Wednesday, April 8, 2020 by Jessi Devenyns

The financial figures representing the economic repercussions of self-isolation and shuttered businesses are beginning to surface in Travis County.

Diana Ramirez, the director of Travis County’s Economic Development & Strategic Investments, told the Commissioners Court on April 7 that although local numbers are still not available, state and federal numbers offer a good indication of what to expect. She also said the county is preparing to help mitigate the fallout.

In 2019, 16.3 percent of all Austin metro area jobs belonged to one of the top 10 most vulnerable categories identified by a Brookings Institution report presented by Ramirez. This list includes professions in food service, retail merchandise, laundry services, gambling and entertainment, and motor vehicle sales.
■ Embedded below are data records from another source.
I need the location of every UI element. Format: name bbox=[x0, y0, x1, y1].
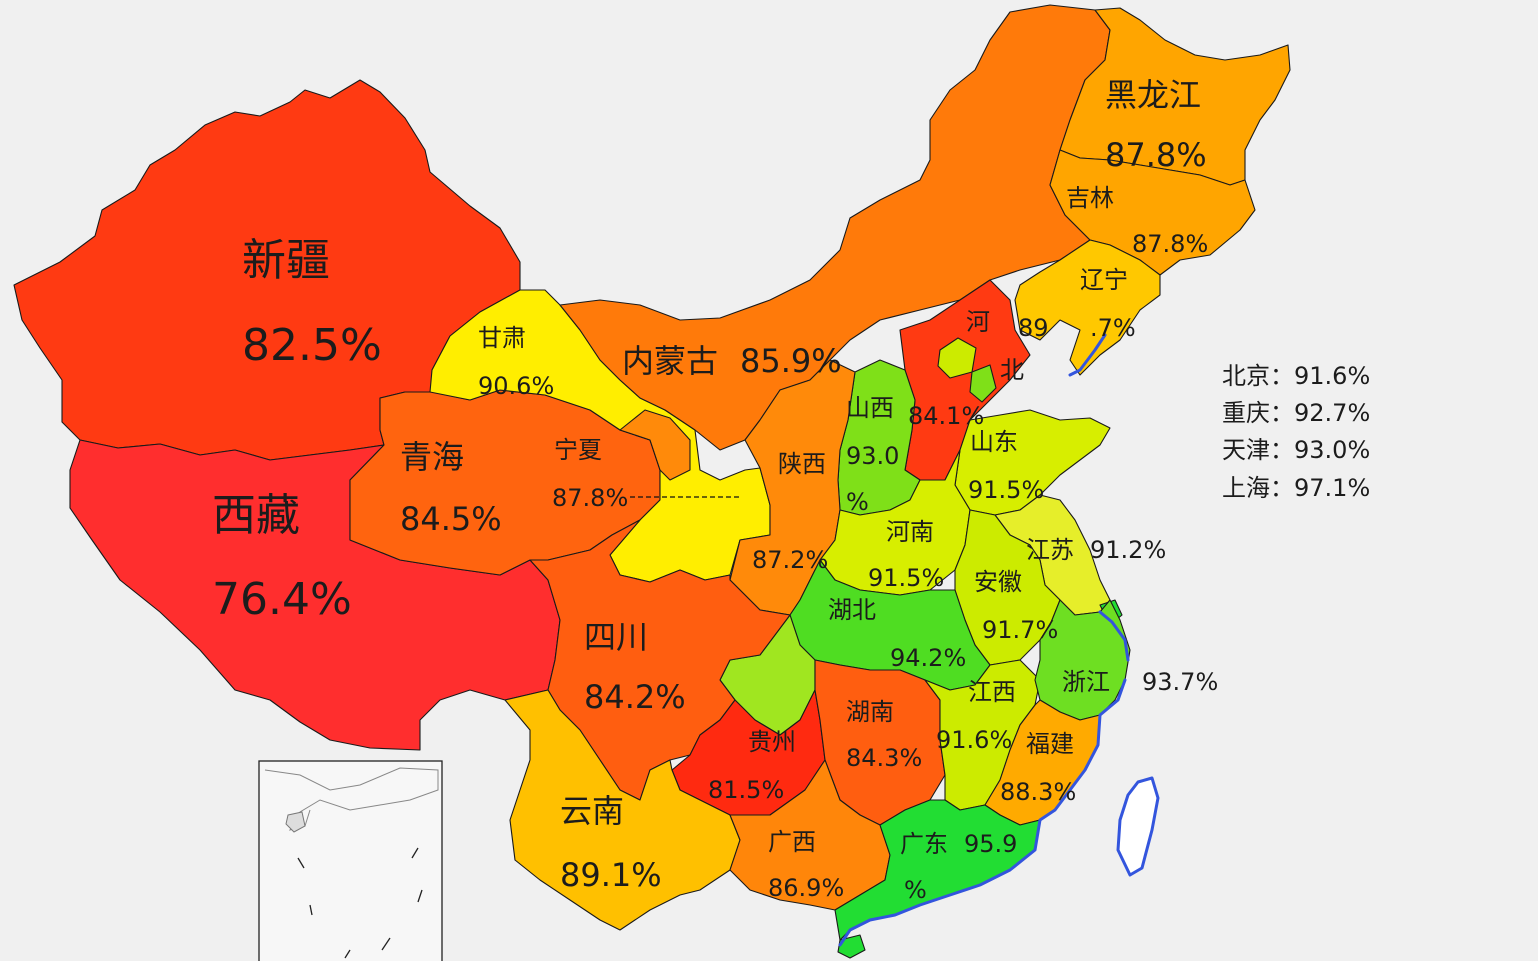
label-shandong-name: 山东 bbox=[970, 428, 1018, 456]
legend-pct: 97.1% bbox=[1294, 474, 1371, 502]
label-jilin-name: 吉林 bbox=[1066, 184, 1114, 212]
label-guizhou-name: 贵州 bbox=[748, 728, 796, 756]
region-liaoning[interactable] bbox=[1014, 239, 1161, 376]
legend-city: 上海： bbox=[1222, 474, 1294, 502]
label-guangdong-name: 广东 bbox=[900, 830, 948, 858]
label-heilongjiang-name: 黑龙江 bbox=[1105, 76, 1201, 114]
label-guangdong-pct-b: % bbox=[904, 876, 927, 904]
label-jiangxi-pct: 91.6% bbox=[936, 726, 1012, 754]
label-hunan-name: 湖南 bbox=[846, 698, 894, 726]
label-ningxia-pct: 87.8% bbox=[552, 484, 628, 512]
label-xinjiang-pct: 82.5% bbox=[242, 320, 382, 371]
label-xizang-name: 西藏 bbox=[212, 490, 300, 541]
label-guangxi-name: 广西 bbox=[768, 828, 816, 856]
label-jiangsu-pct: 91.2% bbox=[1090, 536, 1166, 564]
label-gansu-pct: 90.6% bbox=[478, 372, 554, 400]
label-ningxia-name: 宁夏 bbox=[554, 436, 602, 464]
label-henan-pct: 91.5% bbox=[868, 564, 944, 592]
label-fujian-name: 福建 bbox=[1026, 730, 1074, 758]
label-liaoning-pct-a: 89 bbox=[1018, 314, 1049, 342]
label-hebei-pct: 84.1% bbox=[908, 402, 984, 430]
region-tianjin[interactable] bbox=[969, 364, 997, 403]
label-hubei-pct: 94.2% bbox=[890, 644, 966, 672]
label-neimenggu-pct: 85.9% bbox=[740, 342, 842, 380]
legend-tianjin: 天津：93.0% bbox=[1222, 430, 1370, 465]
region-hainan[interactable] bbox=[837, 934, 866, 959]
legend-chongqing: 重庆：92.7% bbox=[1222, 393, 1370, 428]
legend-city: 北京： bbox=[1222, 362, 1294, 390]
label-neimenggu-name: 内蒙古 bbox=[622, 342, 718, 380]
inset-islands bbox=[297, 847, 423, 959]
south-china-sea-inset bbox=[258, 760, 443, 961]
label-fujian-pct: 88.3% bbox=[1000, 778, 1076, 806]
label-sichuan-pct: 84.2% bbox=[584, 678, 686, 716]
label-hunan-pct: 84.3% bbox=[846, 744, 922, 772]
label-hubei-name: 湖北 bbox=[828, 596, 876, 624]
legend-pct: 92.7% bbox=[1294, 399, 1371, 427]
label-heilongjiang-pct: 87.8% bbox=[1105, 136, 1207, 174]
label-liaoning-name: 辽宁 bbox=[1080, 266, 1128, 294]
label-xinjiang-name: 新疆 bbox=[242, 235, 330, 286]
label-guangdong-pct-a: 95.9 bbox=[964, 830, 1017, 858]
label-shanxi-pct-b: % bbox=[846, 488, 869, 516]
label-qinghai-pct: 84.5% bbox=[400, 500, 502, 538]
label-shanxi-pct-a: 93.0 bbox=[846, 442, 899, 470]
label-zhejiang-name: 浙江 bbox=[1062, 668, 1110, 696]
label-hebei-name-a: 河 bbox=[966, 308, 990, 336]
label-xizang-pct: 76.4% bbox=[212, 574, 352, 625]
label-shaanxi-pct: 87.2% bbox=[752, 546, 828, 574]
label-jiangxi-name: 江西 bbox=[968, 678, 1016, 706]
label-shanxi-name: 山西 bbox=[846, 394, 894, 422]
label-gansu-name: 甘肃 bbox=[478, 324, 526, 352]
label-yunnan-pct: 89.1% bbox=[560, 856, 662, 894]
legend-beijing: 北京：91.6% bbox=[1222, 356, 1370, 391]
legend-pct: 93.0% bbox=[1294, 436, 1371, 464]
legend-city: 天津： bbox=[1222, 436, 1294, 464]
taiwan-coastline bbox=[1116, 776, 1160, 877]
label-guangxi-pct: 86.9% bbox=[768, 874, 844, 902]
legend-shanghai: 上海：97.1% bbox=[1222, 468, 1370, 503]
label-jiangsu-name: 江苏 bbox=[1026, 536, 1074, 564]
label-henan-name: 河南 bbox=[886, 518, 934, 546]
label-guizhou-pct: 81.5% bbox=[708, 776, 784, 804]
label-sichuan-name: 四川 bbox=[584, 618, 648, 656]
label-qinghai-name: 青海 bbox=[400, 438, 464, 476]
label-yunnan-name: 云南 bbox=[560, 792, 624, 830]
coastline bbox=[838, 333, 1130, 947]
label-zhejiang-pct: 93.7% bbox=[1142, 668, 1218, 696]
label-shaanxi-name: 陕西 bbox=[778, 450, 826, 478]
label-anhui-name: 安徽 bbox=[974, 568, 1022, 596]
legend-pct: 91.6% bbox=[1294, 362, 1371, 390]
label-liaoning-pct-b: .7% bbox=[1090, 314, 1136, 342]
region-ningxia[interactable] bbox=[619, 409, 691, 481]
label-shandong-pct: 91.5% bbox=[968, 476, 1044, 504]
inset-hainan bbox=[285, 811, 306, 833]
label-anhui-pct: 91.7% bbox=[982, 616, 1058, 644]
label-jilin-pct: 87.8% bbox=[1132, 230, 1208, 258]
legend-city: 重庆： bbox=[1222, 399, 1294, 427]
label-hebei-name-b: 北 bbox=[1000, 356, 1024, 384]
“We’re going to have some issues with unemployment for these vulnerable job categories,” said Ramirez.

She elaborated that in addition to certain job categories being vulnerable to the unemployment resulting from measures taken to prevent the spread of Covid-19, so are certain populations. Part-time workers, households headed by single women, African Americans, Latinos and foreign-born workers are all more likely to experience unemployment under current circumstances.
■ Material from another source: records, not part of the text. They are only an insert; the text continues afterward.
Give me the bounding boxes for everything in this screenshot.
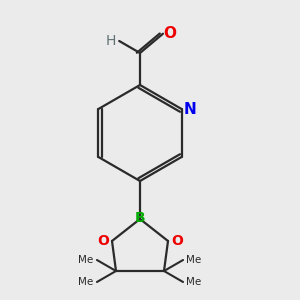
Text: N: N (183, 103, 196, 118)
Text: O: O (164, 26, 176, 41)
Text: O: O (171, 234, 183, 248)
Text: Me: Me (186, 277, 202, 287)
Text: B: B (135, 211, 145, 225)
Text: H: H (106, 34, 116, 48)
Text: Me: Me (186, 255, 202, 265)
Text: Me: Me (78, 277, 94, 287)
Text: Me: Me (78, 255, 94, 265)
Text: O: O (97, 234, 109, 248)
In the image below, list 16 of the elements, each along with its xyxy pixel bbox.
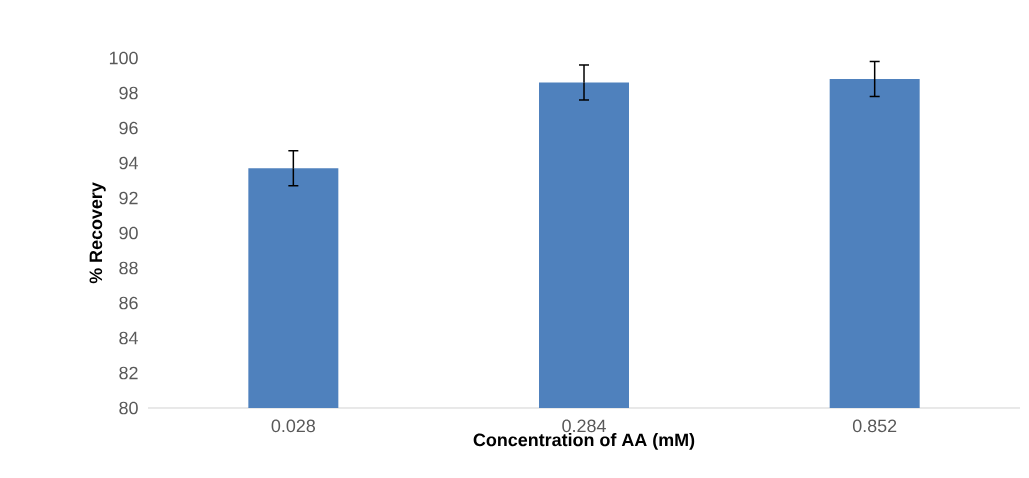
- y-tick-label: 90: [119, 226, 138, 240]
- y-tick-label: 98: [119, 86, 138, 100]
- y-axis-title: % Recovery: [89, 182, 106, 284]
- y-tick-label: 88: [119, 261, 138, 275]
- x-axis-title: Concentration of AA (mM): [473, 433, 695, 450]
- x-tick-label: 0.852: [852, 419, 897, 433]
- y-tick-label: 92: [119, 191, 138, 205]
- y-tick-label: 80: [119, 401, 138, 415]
- x-tick-label: 0.028: [271, 419, 316, 433]
- y-tick-label: 94: [119, 156, 138, 170]
- y-tick-label: 100: [109, 51, 138, 65]
- y-tick-label: 82: [119, 366, 138, 380]
- y-tick-label: 84: [119, 331, 138, 345]
- y-tick-label: 86: [119, 296, 138, 310]
- x-tick-label: 0.284: [562, 419, 606, 433]
- y-tick-label: 96: [119, 121, 138, 135]
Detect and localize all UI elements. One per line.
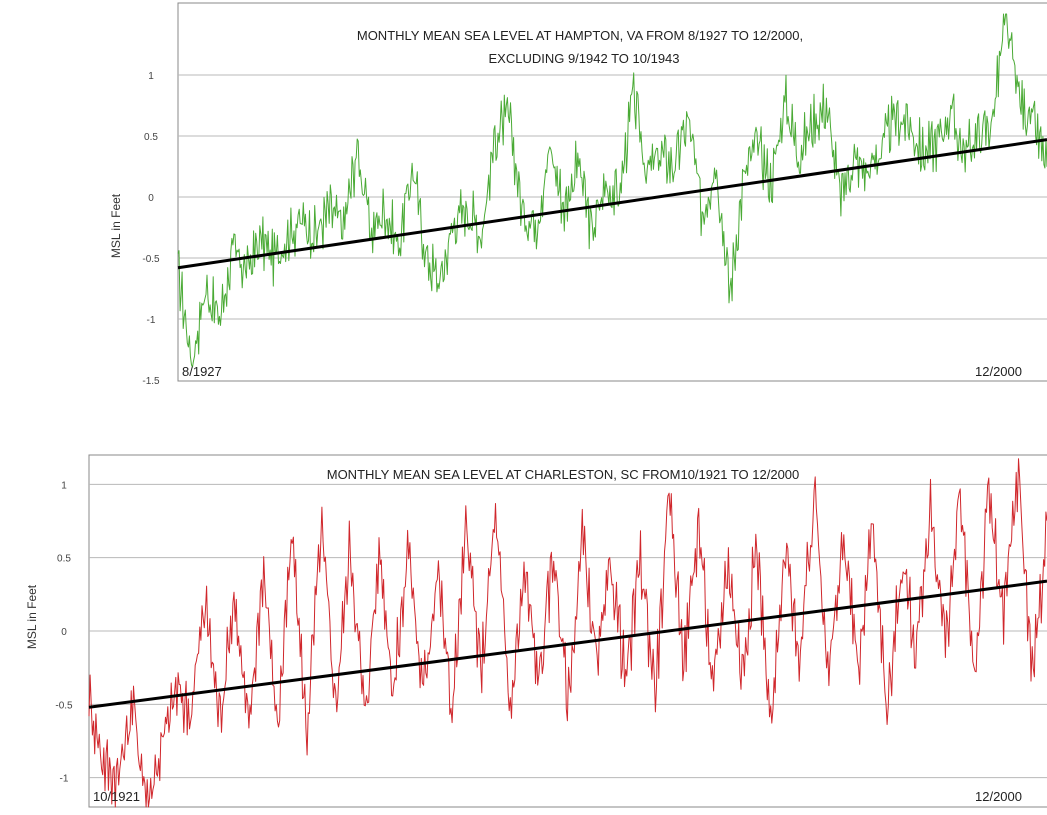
hampton-end-date-label: 12/2000 — [975, 364, 1022, 379]
charleston-y-axis-label: MSL in Feet — [25, 584, 39, 649]
charleston-gridlines — [89, 483, 1047, 779]
charleston-trend-line — [88, 579, 1047, 709]
charleston-y-tick-label: 1 — [61, 480, 67, 491]
hampton-y-tick-label: -1.5 — [142, 376, 160, 387]
charleston-start-date-label: 10/1921 — [93, 789, 140, 804]
hampton-chart-title: MONTHLY MEAN SEA LEVEL AT HAMPTON, VA FR… — [357, 28, 803, 43]
hampton-y-tick-label: 1 — [148, 71, 154, 82]
hampton-start-date-label: 8/1927 — [182, 364, 222, 379]
charleston-y-tick-label: -1 — [60, 774, 69, 785]
hampton-y-tick-labels: 1 0.5 0 -0.5 -1 -1.5 — [142, 71, 160, 387]
charleston-chart-title: MONTHLY MEAN SEA LEVEL AT CHARLESTON, SC… — [327, 467, 800, 482]
hampton-y-tick-label: -1 — [147, 315, 156, 326]
hampton-trend-line — [177, 138, 1047, 270]
hampton-y-tick-label: 0 — [148, 193, 154, 204]
charleston-end-date-label: 12/2000 — [975, 789, 1022, 804]
charleston-chart: 1 0.5 0 -0.5 -1 MSL in Feet MONTHLY MEAN SEA… — [25, 454, 1047, 808]
hampton-y-tick-label: 0.5 — [144, 132, 158, 143]
charleston-y-tick-label: 0.5 — [57, 554, 71, 565]
charleston-y-tick-label: -0.5 — [55, 700, 73, 711]
hampton-y-tick-label: -0.5 — [142, 254, 160, 265]
hampton-chart: 1 0.5 0 -0.5 -1 -1.5 MSL in Feet MONTHLY MEAN… — [109, 2, 1047, 387]
charleston-msl-series-line — [88, 458, 1047, 808]
charleston-y-tick-label: 0 — [61, 627, 67, 638]
hampton-chart-subtitle: EXCLUDING 9/1942 TO 10/1943 — [488, 51, 679, 66]
charleston-y-tick-labels: 1 0.5 0 -0.5 -1 — [55, 480, 73, 784]
hampton-y-axis-label: MSL in Feet — [109, 193, 123, 258]
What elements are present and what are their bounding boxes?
Not only will unemployment hit Travis County residents in those categories hardest, but according to the Federal Reserve Bank of Dallas, it may take longer for the state to return to pre-Covid-19 economic levels.

Ramirez presented findings from the bank showing that Texas, which is forecast to experience a “severe” economic contraction in the second quarter of 2020, will take longer to recover than other states. The state’s reliance on the oil and gas industry, a sector that has taken a particular beating in recent weeks, is the driver behind this slow recovery, which Ramirez pointed out as a potential bright spot for Travis County. “We just don’t rely on the energy sector as much as others,” she told commissioners.
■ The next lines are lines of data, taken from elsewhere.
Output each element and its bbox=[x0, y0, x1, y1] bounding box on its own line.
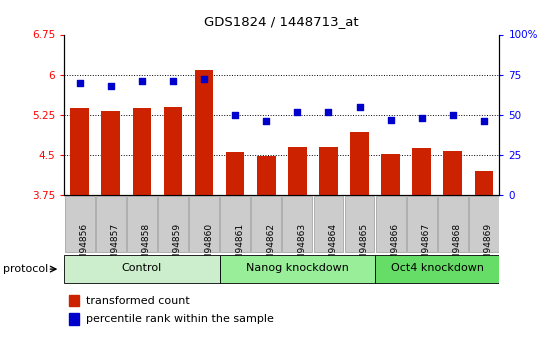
Bar bbox=[69, 295, 79, 306]
Bar bbox=[133, 108, 151, 195]
Point bbox=[137, 78, 146, 84]
Text: Nanog knockdown: Nanog knockdown bbox=[246, 264, 349, 274]
FancyBboxPatch shape bbox=[375, 255, 499, 283]
Bar bbox=[102, 111, 120, 195]
Text: GSM94857: GSM94857 bbox=[111, 223, 120, 272]
FancyBboxPatch shape bbox=[220, 255, 375, 283]
FancyBboxPatch shape bbox=[189, 196, 219, 253]
FancyBboxPatch shape bbox=[251, 196, 281, 253]
FancyBboxPatch shape bbox=[127, 196, 157, 253]
FancyBboxPatch shape bbox=[282, 196, 312, 253]
Text: GSM94864: GSM94864 bbox=[329, 223, 338, 272]
FancyBboxPatch shape bbox=[158, 196, 188, 253]
Bar bbox=[412, 148, 431, 195]
Text: protocol: protocol bbox=[3, 264, 48, 274]
FancyBboxPatch shape bbox=[407, 196, 436, 253]
Point bbox=[479, 118, 488, 124]
FancyBboxPatch shape bbox=[220, 196, 250, 253]
Text: GSM94862: GSM94862 bbox=[266, 223, 275, 272]
Point bbox=[107, 83, 116, 89]
Point bbox=[75, 80, 84, 85]
Bar bbox=[288, 147, 307, 195]
Text: GSM94867: GSM94867 bbox=[422, 223, 431, 272]
Bar bbox=[69, 313, 79, 325]
Point bbox=[230, 112, 239, 117]
Point bbox=[355, 104, 364, 109]
Bar bbox=[350, 132, 369, 195]
Point bbox=[262, 118, 271, 124]
Text: GSM94858: GSM94858 bbox=[142, 223, 151, 272]
Text: GSM94863: GSM94863 bbox=[297, 223, 306, 272]
Text: GSM94868: GSM94868 bbox=[453, 223, 462, 272]
Point bbox=[417, 115, 426, 121]
FancyBboxPatch shape bbox=[96, 196, 126, 253]
Bar bbox=[226, 151, 244, 195]
FancyBboxPatch shape bbox=[64, 255, 220, 283]
Text: transformed count: transformed count bbox=[86, 296, 190, 306]
FancyBboxPatch shape bbox=[376, 196, 406, 253]
Bar bbox=[163, 107, 182, 195]
FancyBboxPatch shape bbox=[469, 196, 499, 253]
Bar bbox=[257, 156, 276, 195]
Bar bbox=[444, 151, 462, 195]
Point bbox=[386, 117, 395, 122]
FancyBboxPatch shape bbox=[65, 196, 95, 253]
Bar bbox=[195, 70, 213, 195]
Bar bbox=[70, 108, 89, 195]
Point bbox=[200, 77, 209, 82]
Text: percentile rank within the sample: percentile rank within the sample bbox=[86, 314, 274, 324]
Text: GSM94860: GSM94860 bbox=[204, 223, 213, 272]
Bar bbox=[319, 147, 338, 195]
Text: GDS1824 / 1448713_at: GDS1824 / 1448713_at bbox=[204, 16, 359, 29]
Point bbox=[448, 112, 457, 117]
FancyBboxPatch shape bbox=[314, 196, 343, 253]
Point bbox=[169, 78, 177, 84]
Bar bbox=[474, 171, 493, 195]
Text: GSM94859: GSM94859 bbox=[173, 223, 182, 272]
FancyBboxPatch shape bbox=[438, 196, 468, 253]
Bar bbox=[381, 154, 400, 195]
Text: GSM94866: GSM94866 bbox=[391, 223, 400, 272]
Text: Control: Control bbox=[122, 264, 162, 274]
Point bbox=[293, 109, 302, 114]
Text: GSM94861: GSM94861 bbox=[235, 223, 244, 272]
Text: Oct4 knockdown: Oct4 knockdown bbox=[391, 264, 484, 274]
Point bbox=[324, 109, 333, 114]
Text: GSM94869: GSM94869 bbox=[484, 223, 493, 272]
Text: GSM94856: GSM94856 bbox=[80, 223, 89, 272]
Text: GSM94865: GSM94865 bbox=[359, 223, 368, 272]
FancyBboxPatch shape bbox=[345, 196, 374, 253]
While Travis County remains relatively sheltered from the tumultuous energy sector, reports predict that local small businesses will suffer acutely. “The business community is expecting there are going to be repercussions six months down the road,” said Ramirez, who explained that “expectations form a lot of what the economy does.”

To assist businesses impacted by the economic downturn, the county’s Economic Development Department is working on a recovery response program to support small businesses and fill in financial gaps.

The department is beginning by creating a public-facing dashboard that identifies federal and local aid programs that are available. Once the list is compiled, the county will present it in a cohesive library and provide assistance to businesses in identifying eligibility and guidance in the application process. The county will use the records in the dashboard to determine if there are areas where small businesses are not covered and work to craft new programs to fill those gaps.

Ramirez said the goal of these efforts is to provide liquidity for these local businesses.

County commissioners voted unanimously to further bolster support for future funding initiatives by directing staff to pursue a small business loan program under Chapter 381, the county’s economic incentive program. Additionally, the court voted unanimously to send a letter requesting federal funding under the federal CARES Act. No specific amount was specified.

At the vote, Commissioner Margaret Gómez was off the dais and Commissioner Gerald Daugherty was absent.